Out West Arts: Performance at the end of the world

Opera, music, theater, and art in Los Angeles and beyond

You Gott It

May 03, 2009

Christian Franz and Katarina Dalayman
Photo: Marty Sohl/Met Opera 2009

I escaped from New York on Sunday following the final night of the Metropolitan Opera’s second complete Ring cycle for the season. And while my escape was nothing akin to, say, the Von Trapp family, I nonetheless feel I’ve emerged feeling slightly less transformed than oppressed. But there it was—Götterdämmerung in all its slow, methodical six hour glory. Now I’m not one to complain about slow and deliberate on most occasions, but I have to admit the James Levine approach had begun to wear on me a little by the end. At times I wanted to scream, “please can we just get on with it.” It’s a legitimate, well-reasoned and—at times—beautiful approach to Wagner, but honestly not one that’s to my taste. Most of the cast continued to prove that they could handle this material though stamina continued to be an issue at times. Christian Franz, the Siegfried, came off better here than Thursday with a little bit less on his plate and sounded believable throughout. Katarina Dalayman was back after the night off from Siegfried for more trouble in strife. I thought she sounded pretty damn good in Act II when it was all about the rage. However, she petered out by Act III creating a very lackluster immolation scene. I felt she was inaudible through some of this and was clearly in the position of being led by the orchestra than having it the other way around. She received at least one string of loud boos from somebody upstairs with something to prove. The most heroic figure was John Tomlinson as Hagen. He was menacing and somehow avoided looking too cartoonish amidst this large carnival attraction of a staging. Everyone else was just fine and dandy.

I think Act II may have been the single most successful act of the whole cycle. It seemed to be the one time where everyone was in quite reasonable voice, there was very little silliness for them to have to chew their way through on stage, and for one brief shining moment, there was enough light cast on the stage to see what was happening. Darkness was probably preferable in Act III as the Gibichung’s hall collapsed in the final moments of the opera in that rickety controlled way that things on stage do. Still, it was a Ring cycle and, all in all, Wagner’s masterpiece can’t be ignored in all of this. It is still a rather unique experience and even under these non-ideal circumstances, I can’t say that I didn’t enjoy it. Even if the world did end with a bit more whimper than bang.

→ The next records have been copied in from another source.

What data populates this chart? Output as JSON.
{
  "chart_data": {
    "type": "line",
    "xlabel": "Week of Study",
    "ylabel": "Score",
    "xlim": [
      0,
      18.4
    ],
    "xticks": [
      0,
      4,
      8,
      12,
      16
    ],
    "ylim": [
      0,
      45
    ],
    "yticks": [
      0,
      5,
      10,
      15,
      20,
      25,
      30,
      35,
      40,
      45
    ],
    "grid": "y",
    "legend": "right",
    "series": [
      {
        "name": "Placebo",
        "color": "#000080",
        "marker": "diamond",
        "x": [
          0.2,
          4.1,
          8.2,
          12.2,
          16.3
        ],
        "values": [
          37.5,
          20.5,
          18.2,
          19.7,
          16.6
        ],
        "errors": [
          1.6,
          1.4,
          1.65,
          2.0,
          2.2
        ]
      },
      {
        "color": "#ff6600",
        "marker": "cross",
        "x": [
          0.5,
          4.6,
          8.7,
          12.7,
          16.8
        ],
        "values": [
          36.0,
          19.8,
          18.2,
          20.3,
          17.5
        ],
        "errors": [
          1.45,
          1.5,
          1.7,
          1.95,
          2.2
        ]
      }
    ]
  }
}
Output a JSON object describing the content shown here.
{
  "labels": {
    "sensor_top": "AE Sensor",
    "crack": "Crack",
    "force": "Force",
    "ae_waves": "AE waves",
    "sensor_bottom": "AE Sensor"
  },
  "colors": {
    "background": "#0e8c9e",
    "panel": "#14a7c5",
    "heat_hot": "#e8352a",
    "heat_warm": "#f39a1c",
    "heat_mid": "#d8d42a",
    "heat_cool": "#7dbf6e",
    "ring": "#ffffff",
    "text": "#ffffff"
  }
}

Simon Rattle, Thomas Quasthoff, Magdalena Kozena and the Philadelphia Orchestra
Photo: mine 2009

Transfiguration could be had in New York over the weekend, however, and at decidedly lower rates than Wagner’s Ring cycle. It had to be brought up from Philadelphia, of all places, to Carnegie Hall where the Philadelphia Orchestra made one of their frequent guest appearances with a performance of Berlioz’ La Damnation de Faust. The real kicker here was a cast of guest performers to be envied by anyone – guest conductor Simon Rattle led Thomas Quasthoff, Eric Owens, Gregory Kunde, and Magdalena Kozena. Who needed La Cenerentola over at the Met on Friday night with that line-up? It was an excellent performance especially coming on the heels of the Met’s own excellently staged production of this work just last Fall. The Philadelphians have taken a lot of bruising in the press over the last few years, but you wouldn’t have known it on Friday. How much of this was Rattle’s guidance was unclear, but it was a bright, festive, and often urgent performance. Quasthoff proved as interesting a performer as ever giving a marauding and sly Mephistopheles. With a much smoother line overall, Kunde was a marked improvement over Marcello Giordani, who was the Met’s Faust. He did struggle with some of the high notes, but seemed less strained to my memory. Kozena has been sick this week and performed with a “please excuse me” announcement. Even though her illness was apparent on both the high and low ends, she still sounds better than half the mezzos I can think of in this part. The sheer intensity she mustered even in this state was evident to everyone in the room. It was a great evening of music and quite a nice bit of energy amidst a week of Wagnerian histrionics.